Após 10 anos, pedido para buscar índios paraguaios em aldeias de MS é arquivado

Pedido da Famasul foi alvo de reconsideração, na qual juiz não reconheceu entidade como legítima para atuar em nome de produtores

Humberto Marques
Decisão da Justiça Federal de Ponta Porã zerou discussão sobre busca de índios paraguaios em aldeias do Estado dez anos depois de pedido ser apresentado. (Foto: MSHoje/Reprodução) Decisão da Justiça Federal de Ponta Porã zerou discussão sobre busca de índios paraguaios em aldeias do Estado dez anos depois de pedido ser apresentado. (Foto: MSHoje/Reprodução)

Uma das muitas disputas judiciais envolvendo a demarcação de terras indígenas de Mato Grosso do Sul teve decisão por sua extinção mais de dez anos depois de chegar à Justiça Federal, sem que conseguisse avançar quanto a realização de estudos para identificação de áreas. A disputa havia colocado frente a frente, de um lado, a Comunidade Indígena Guarani das aldeias Limão Verde (em Aquidauana) e Taquapiri (Coronel Sapucaia) e a própria Funai (Fundação Nacional do Índio), e de outro a Famasul (Federação da Agricultura e Pecuária de Mato Grosso do Sul).

A ação, uma medida cautelar de produção antecipada de provas, tramitava na 1ª Vara Federal de Ponta Porã desde fevereiro de 2009 a pedido da entidade que representa os sindicatos rurais sul-mato-grossense, e visava a constatação de que havia, nas aldeias citadas, a presença de indígenas estrangeiros interessados na possível demarcação de terras –discutida à época pelo governo federal.

Um mês depois, o Judiciário atendeu ao pedido liminar para nomeação de perito que faria os estudos necessários –contudo, após a desistência do primeiro indicado pela Justiça, foram feitos apontamentos de outros dois nomes para conduzirem os trabalhos, com solicitação para que a ABA (Associação Brasileira de Antropologia) indicasse um profissional e resultando a uma disputa que envolveu dos valores à metodologia de trabalho a ser adotada.

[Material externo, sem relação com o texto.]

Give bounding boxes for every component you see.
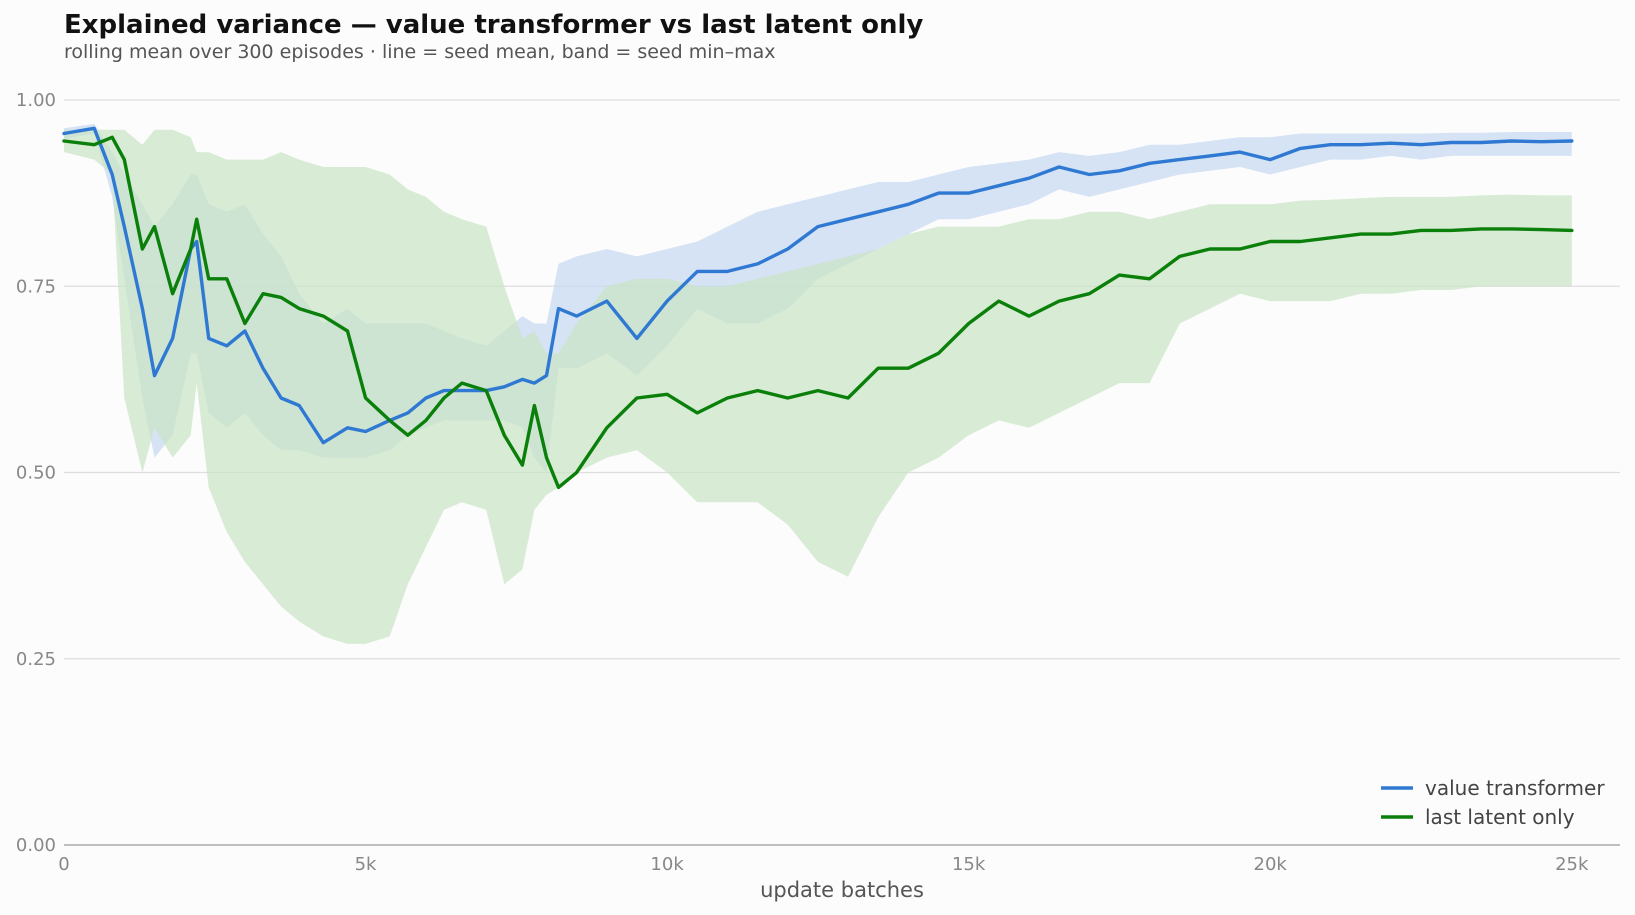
y-tick-label: 0.75 <box>16 276 56 297</box>
chart-subtitle: rolling mean over 300 episodes · line = … <box>64 41 776 63</box>
line-last-latent-only <box>62 135 1574 490</box>
x-tick-label: 10k <box>650 854 684 875</box>
x-tick-label: 0 <box>58 854 69 875</box>
x-tick-label: 20k <box>1254 854 1288 875</box>
x-axis-title: update batches <box>760 878 924 902</box>
axes: 0.00 0.25 0.50 0.75 1.00 0 5k 10k 15k 20k 25k updat… <box>16 90 1620 902</box>
series-lines <box>62 126 1574 490</box>
y-tick-label: 1.00 <box>16 90 56 111</box>
legend: value transformer last latent only <box>1381 776 1605 829</box>
y-tick-label: 0.00 <box>16 835 56 856</box>
x-tick-label: 25k <box>1555 854 1589 875</box>
band-last-latent-only <box>64 129 1572 644</box>
x-tick-label: 5k <box>355 854 377 875</box>
legend-label: last latent only <box>1425 805 1575 829</box>
seed-bands <box>64 123 1572 644</box>
y-tick-label: 0.50 <box>16 463 56 484</box>
chart-title: Explained variance — value transformer v… <box>64 10 924 40</box>
line-value-transformer <box>62 126 1574 445</box>
y-tick-label: 0.25 <box>16 649 56 670</box>
legend-label: value transformer <box>1425 776 1605 800</box>
x-tick-label: 15k <box>952 854 986 875</box>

O MPF (Ministério Público Federal) requereu a extinção da ação, alinhando-se a apontamentos da Funai e das comunidades indígenas de que, como representante dos sindicatos rurais, a Famasul não poderia atuar na ação em casos específicos de produtores –o que caberia aos próprios titulares das terras ou sindicatos rurais de suas regiões.

Após o caso chegar ao TRF-3 (Tribunal Regional Federal da 3ª Região), que reiterou a competência do juiz em definir profissional de sua confiança ou destituir o contratado, foi acatado o nome de último profissional, porém, seu plano de trabalho acabou contestado pelos autores da ação –que desejavam apenas a constatação, por oficial de Justiça, de que se vistoriasse as aldeias indicadas para se verificar a presença de indígenas saídos do Paraguai.

Por fim, a 1ª Vara acabou por mudar sua avaliação e seguiu o entendimento do MPF em 21 de maio deste ano. Foi apontado que o estatuto social da Famasul permite à entidade representares interesses da categoria econômica no plano da CNA (Confederação Nacional da Agricultura) e sindicatos filiados. Na decisão, considerou-se que a federação só pode ser substituta processual de sindicatos e associações, não podendo reivindicar direitos individuais homogêneos de produtores rurais.

A decisão extinguiu a ação sem resolução de mérito. Cabe recurso.